Furthermore, the expert panel also developed a guidance tool for clinicians (an algorithm) that can be used for the design and management of treatment regimens. The algorithm can also be used by readers to navigate the document to find specific detailed information.
“New recommendations and ungraded consensus-based statements were developed in this update based on new studies that were published since the 2014 guidelines,” Deborah Jo Levine, MD, co-chair of the CHEST Pulmonary Arterial Hypertension Guidelines Committee, said in a press release. “In addition, an evidence-based and consensus-driven treatment algorithm was created to guide the clinician through an organized approach to management.”
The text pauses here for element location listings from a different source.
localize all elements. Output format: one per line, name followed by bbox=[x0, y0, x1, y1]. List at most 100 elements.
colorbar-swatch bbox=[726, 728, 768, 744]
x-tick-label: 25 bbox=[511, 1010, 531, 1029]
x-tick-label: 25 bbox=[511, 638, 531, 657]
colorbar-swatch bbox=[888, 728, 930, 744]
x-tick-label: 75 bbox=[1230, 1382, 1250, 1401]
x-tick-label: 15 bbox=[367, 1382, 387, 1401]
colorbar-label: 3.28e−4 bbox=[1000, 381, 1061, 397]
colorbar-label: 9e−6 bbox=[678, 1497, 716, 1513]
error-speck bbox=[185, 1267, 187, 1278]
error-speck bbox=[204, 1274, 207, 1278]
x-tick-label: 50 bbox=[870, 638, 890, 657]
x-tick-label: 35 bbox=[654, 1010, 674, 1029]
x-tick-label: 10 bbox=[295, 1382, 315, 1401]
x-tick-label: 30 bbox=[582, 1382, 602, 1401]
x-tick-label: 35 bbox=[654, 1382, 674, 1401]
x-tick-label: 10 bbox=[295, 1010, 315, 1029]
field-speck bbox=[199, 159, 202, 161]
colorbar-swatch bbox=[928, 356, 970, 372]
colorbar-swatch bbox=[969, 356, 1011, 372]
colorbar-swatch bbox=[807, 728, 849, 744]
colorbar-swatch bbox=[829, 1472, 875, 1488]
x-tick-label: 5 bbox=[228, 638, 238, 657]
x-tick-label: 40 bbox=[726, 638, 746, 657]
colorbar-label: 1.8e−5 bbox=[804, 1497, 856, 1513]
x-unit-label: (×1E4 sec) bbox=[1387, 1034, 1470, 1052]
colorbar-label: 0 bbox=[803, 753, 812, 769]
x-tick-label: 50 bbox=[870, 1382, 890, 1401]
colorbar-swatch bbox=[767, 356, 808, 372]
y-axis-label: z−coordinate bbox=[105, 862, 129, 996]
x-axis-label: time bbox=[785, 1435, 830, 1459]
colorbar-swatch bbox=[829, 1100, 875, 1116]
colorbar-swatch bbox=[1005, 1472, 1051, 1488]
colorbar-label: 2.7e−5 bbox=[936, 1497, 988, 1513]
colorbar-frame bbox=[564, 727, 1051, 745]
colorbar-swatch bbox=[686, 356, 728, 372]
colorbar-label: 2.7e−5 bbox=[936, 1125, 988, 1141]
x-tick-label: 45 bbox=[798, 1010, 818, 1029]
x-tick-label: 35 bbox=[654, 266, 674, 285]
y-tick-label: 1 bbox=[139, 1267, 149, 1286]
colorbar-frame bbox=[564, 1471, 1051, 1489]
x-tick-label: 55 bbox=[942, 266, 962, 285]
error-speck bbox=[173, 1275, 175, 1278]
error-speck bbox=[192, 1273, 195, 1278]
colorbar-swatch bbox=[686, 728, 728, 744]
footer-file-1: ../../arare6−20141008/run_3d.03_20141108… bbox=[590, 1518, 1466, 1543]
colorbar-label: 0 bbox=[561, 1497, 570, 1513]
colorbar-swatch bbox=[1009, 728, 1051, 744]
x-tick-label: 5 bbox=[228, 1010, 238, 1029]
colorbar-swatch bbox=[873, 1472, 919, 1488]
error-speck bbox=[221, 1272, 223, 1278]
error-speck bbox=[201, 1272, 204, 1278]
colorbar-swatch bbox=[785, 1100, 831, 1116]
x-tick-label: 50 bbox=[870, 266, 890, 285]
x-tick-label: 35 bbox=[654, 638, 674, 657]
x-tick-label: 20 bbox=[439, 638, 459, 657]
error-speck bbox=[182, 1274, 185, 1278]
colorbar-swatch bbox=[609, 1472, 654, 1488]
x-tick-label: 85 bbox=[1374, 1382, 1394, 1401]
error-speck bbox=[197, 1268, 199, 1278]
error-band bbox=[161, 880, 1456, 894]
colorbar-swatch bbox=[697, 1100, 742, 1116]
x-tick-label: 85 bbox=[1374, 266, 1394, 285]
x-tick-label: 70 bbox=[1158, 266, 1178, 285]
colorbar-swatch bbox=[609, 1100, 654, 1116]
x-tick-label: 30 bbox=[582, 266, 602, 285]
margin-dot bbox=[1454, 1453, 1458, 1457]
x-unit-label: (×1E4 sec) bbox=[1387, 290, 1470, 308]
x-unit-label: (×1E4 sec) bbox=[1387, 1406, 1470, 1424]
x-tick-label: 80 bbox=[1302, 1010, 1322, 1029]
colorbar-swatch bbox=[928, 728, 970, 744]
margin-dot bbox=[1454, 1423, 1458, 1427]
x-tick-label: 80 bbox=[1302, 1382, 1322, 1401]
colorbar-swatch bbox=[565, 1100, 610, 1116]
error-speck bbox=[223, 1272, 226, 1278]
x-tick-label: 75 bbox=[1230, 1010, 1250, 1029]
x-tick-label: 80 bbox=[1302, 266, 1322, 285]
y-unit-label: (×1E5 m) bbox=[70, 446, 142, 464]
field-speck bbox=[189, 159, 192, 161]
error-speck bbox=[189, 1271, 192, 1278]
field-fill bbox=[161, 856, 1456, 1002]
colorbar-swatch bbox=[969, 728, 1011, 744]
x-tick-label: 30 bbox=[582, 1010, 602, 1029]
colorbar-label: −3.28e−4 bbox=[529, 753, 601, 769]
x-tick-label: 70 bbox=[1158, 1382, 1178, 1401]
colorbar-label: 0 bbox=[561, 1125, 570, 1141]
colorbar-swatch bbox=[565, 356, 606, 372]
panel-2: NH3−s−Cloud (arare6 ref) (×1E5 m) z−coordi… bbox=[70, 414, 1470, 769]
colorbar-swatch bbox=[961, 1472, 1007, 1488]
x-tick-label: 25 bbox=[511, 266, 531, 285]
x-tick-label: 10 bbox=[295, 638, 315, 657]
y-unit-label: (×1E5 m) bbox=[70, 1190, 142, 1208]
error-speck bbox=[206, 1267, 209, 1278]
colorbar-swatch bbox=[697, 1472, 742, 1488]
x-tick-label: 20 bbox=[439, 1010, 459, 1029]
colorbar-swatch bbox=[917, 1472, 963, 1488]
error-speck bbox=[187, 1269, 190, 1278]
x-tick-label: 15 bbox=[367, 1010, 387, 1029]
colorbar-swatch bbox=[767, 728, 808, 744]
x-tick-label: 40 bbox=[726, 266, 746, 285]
The panel included two new recommendations on the use of combination therapy to improve the patient’s six-minute walk distance – a functional ability test that evaluates the walking distance covered by the patient within six minutes on a flat, hard surface. The two recommendations are:
- For PAH patients who are stable or symptomatic and taking Letairis (ambrisentan), the new update recommends the addition of Adcirca (tadalafil). Letairis is marketed by Gilead in the U.S., and United Therapeutics holds the U.S. license for Adcirca.
- For patients who have not started treatment and have been classified as functional class II or III according to the World Health Organization classification system, the panel suggests an initial combination treatment with Letairis plus Adcirca.
In addition, two palliative care-related ungraded consensus-based statements were also part of the new guidelines. These are:
- the inclusion of palliative care services in the management of PAH patients.
- patient participation in exercise activity under expert supervision as part of their care regimen.
The panel concluded their guidelines by calling attention to the fact that “optimal use of new treatment options requires prompt evaluation at an expert center, utilization of current evidence-based guidelines, and collaborative care using sound clinical judgment.”